Educating the public will also be important. “Pursuing the treatment really depends on you having an understanding even that you’re at risk for severe Covid or hospitalization,” Bumpus said. “Everyone is not fully aware of their potential risk.” You can’t simply wait until you’re truly sick to seek out the new medications, because the effectiveness drops the longer the illness lasts. And everyone should know that taking the medications doesn’t mean symptoms will magically improve; it means they are less likely to worsen to the point of hospitalization or death.
So far, the early medications for Covid-19 have only been tested among high-risk individuals. It’s not clear yet how effective they’ll be at preventing severe illness in people who are less likely to get very sick—but having them on hand could help. “We’ve seen the use of many medicines evolve from treatment to being able to use for prevention as well, but I think it will take time and take more understanding and more broad use to determine whether this treatment or future treatments for Covid-19 can be used that way,” Bumpus said.

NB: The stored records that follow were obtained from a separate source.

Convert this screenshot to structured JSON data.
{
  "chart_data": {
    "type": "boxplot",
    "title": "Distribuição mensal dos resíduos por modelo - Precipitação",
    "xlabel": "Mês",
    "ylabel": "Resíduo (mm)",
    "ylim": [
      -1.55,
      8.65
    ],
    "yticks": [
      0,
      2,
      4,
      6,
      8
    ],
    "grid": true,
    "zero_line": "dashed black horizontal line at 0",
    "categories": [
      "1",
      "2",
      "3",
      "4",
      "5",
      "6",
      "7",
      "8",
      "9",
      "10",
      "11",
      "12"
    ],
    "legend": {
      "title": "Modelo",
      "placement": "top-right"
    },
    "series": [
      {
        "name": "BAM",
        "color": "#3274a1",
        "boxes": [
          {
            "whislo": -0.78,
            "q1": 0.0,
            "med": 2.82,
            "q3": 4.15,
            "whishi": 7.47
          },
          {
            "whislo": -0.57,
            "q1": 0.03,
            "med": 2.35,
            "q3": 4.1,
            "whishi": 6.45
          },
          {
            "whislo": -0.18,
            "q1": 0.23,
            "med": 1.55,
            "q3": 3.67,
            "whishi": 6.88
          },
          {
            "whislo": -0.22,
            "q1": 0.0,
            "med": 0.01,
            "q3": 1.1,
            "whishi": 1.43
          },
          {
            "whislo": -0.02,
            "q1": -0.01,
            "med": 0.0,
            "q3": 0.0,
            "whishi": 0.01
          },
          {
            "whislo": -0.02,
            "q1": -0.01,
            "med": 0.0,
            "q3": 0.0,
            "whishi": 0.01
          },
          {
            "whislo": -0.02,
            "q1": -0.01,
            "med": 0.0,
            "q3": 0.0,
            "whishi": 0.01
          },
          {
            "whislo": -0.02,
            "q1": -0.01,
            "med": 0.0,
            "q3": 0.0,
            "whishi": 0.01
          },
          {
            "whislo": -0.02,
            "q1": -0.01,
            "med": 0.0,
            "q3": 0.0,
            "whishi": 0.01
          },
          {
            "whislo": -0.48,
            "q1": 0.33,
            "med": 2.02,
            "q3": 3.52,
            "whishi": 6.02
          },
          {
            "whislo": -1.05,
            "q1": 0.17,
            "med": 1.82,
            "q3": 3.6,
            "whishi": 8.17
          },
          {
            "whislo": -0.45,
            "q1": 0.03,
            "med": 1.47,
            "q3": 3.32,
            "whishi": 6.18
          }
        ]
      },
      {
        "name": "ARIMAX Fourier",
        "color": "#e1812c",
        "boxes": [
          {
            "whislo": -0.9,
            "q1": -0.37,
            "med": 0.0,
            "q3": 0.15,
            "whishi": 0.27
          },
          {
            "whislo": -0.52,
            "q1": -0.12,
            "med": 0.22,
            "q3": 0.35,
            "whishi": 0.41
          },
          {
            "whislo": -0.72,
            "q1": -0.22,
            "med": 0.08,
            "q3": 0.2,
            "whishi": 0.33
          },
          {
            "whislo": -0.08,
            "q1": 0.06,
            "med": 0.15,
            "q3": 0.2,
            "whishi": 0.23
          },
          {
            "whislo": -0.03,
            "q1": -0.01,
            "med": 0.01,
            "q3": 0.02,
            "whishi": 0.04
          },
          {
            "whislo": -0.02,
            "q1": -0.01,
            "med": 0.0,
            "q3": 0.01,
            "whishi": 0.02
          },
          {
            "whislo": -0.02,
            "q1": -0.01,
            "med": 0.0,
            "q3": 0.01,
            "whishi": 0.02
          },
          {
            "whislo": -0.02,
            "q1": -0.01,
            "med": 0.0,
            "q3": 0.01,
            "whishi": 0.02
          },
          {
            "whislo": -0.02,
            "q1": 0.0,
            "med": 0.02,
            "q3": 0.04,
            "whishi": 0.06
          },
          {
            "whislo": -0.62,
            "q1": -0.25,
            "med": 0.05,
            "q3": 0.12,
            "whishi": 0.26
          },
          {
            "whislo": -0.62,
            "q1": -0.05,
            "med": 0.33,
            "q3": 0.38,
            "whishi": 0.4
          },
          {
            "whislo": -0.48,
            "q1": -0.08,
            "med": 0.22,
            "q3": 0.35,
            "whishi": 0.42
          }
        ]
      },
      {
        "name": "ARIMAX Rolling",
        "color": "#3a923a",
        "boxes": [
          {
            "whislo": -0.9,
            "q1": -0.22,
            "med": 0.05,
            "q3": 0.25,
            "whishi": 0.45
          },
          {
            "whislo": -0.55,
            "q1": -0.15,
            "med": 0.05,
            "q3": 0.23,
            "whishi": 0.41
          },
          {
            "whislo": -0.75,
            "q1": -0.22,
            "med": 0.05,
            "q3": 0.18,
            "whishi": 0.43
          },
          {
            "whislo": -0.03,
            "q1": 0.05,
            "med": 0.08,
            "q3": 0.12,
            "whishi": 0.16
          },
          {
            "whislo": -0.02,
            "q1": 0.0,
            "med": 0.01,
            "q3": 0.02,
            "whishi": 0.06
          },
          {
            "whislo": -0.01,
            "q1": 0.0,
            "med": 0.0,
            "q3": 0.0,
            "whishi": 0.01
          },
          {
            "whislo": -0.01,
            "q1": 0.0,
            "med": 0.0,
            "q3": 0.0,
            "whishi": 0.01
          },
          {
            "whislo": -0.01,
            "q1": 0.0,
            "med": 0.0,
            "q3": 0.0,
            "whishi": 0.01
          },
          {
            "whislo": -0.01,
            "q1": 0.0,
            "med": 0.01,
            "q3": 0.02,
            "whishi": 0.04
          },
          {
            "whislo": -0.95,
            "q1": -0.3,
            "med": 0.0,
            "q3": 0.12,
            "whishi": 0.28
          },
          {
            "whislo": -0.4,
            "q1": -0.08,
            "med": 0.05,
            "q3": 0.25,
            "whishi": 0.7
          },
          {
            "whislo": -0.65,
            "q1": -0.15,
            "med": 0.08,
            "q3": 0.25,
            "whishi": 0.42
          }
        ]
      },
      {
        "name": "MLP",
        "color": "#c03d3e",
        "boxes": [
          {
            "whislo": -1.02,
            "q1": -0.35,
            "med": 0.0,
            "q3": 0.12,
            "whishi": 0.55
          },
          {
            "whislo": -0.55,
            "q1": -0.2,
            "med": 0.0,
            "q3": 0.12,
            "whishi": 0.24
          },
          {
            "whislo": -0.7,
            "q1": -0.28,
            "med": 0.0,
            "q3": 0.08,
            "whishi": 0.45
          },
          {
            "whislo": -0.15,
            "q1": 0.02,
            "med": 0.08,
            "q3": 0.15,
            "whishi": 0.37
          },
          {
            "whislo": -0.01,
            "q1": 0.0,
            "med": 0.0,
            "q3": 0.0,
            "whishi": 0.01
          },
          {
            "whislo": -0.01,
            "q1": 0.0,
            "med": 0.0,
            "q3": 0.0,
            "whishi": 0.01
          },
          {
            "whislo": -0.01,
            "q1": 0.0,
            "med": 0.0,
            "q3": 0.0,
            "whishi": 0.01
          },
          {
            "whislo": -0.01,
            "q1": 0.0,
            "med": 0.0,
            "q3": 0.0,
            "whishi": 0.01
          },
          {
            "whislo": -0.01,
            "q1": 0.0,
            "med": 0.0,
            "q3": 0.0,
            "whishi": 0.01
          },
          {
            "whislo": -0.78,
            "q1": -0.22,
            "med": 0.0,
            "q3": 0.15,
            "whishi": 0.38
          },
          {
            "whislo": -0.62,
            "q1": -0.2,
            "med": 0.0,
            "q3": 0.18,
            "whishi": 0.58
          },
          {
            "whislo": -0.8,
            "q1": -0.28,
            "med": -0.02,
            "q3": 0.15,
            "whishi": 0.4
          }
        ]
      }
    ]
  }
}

Right now, both the antivirals and the monoclonal antibody treatment that works against omicron are in extremely short supply, and they are reserved for those at highest risk. Scaling up production will take months, so it will be some time before everyone has access to the medications. That’s not to mention the time it will take to develop alternative treatments for those for whom these early medications are contraindicated: Paxlovid, for instance, shouldn’t be taken by those with certain liver or kidney issues or by those who are on medications that could mix dangerously with the antiviral.
And with any widely used medication, antiviral resistance is always a possibility. There has been one documented case of remdesivir resistance in the lab, and there have also been reports of resistance to monoclonal antibodies. But the more medication options there are, the less likely we are to develop resistance to a certain drug—and developing cocktails of several drugs can help treatments “hit the virus at different points” to keep resistance at bay, Bumpus said.
Vaccination is still the best way to slow all of this. Global vaccine equity would not just prevent deaths worldwide but would also help prevent the emergence of new variants that could more easily escape the treatments. “Relying on the treatment completely—it’s not going to reach everyone, and it’s not going reach everyone at the right time,” Bumpus said. “It’s an important part of the tool kit, but I just hope that we don’t get to a place where we have many people who are at high risk relying on this.”
Despite these caveats, having effective early treatments on the horizon is a welcome sign of moving into a less dire phase of the pandemic. Only once we are able to protect everyone, first with vaccines and then with treatments and other precautions, will we know that the pandemic has reached its end game.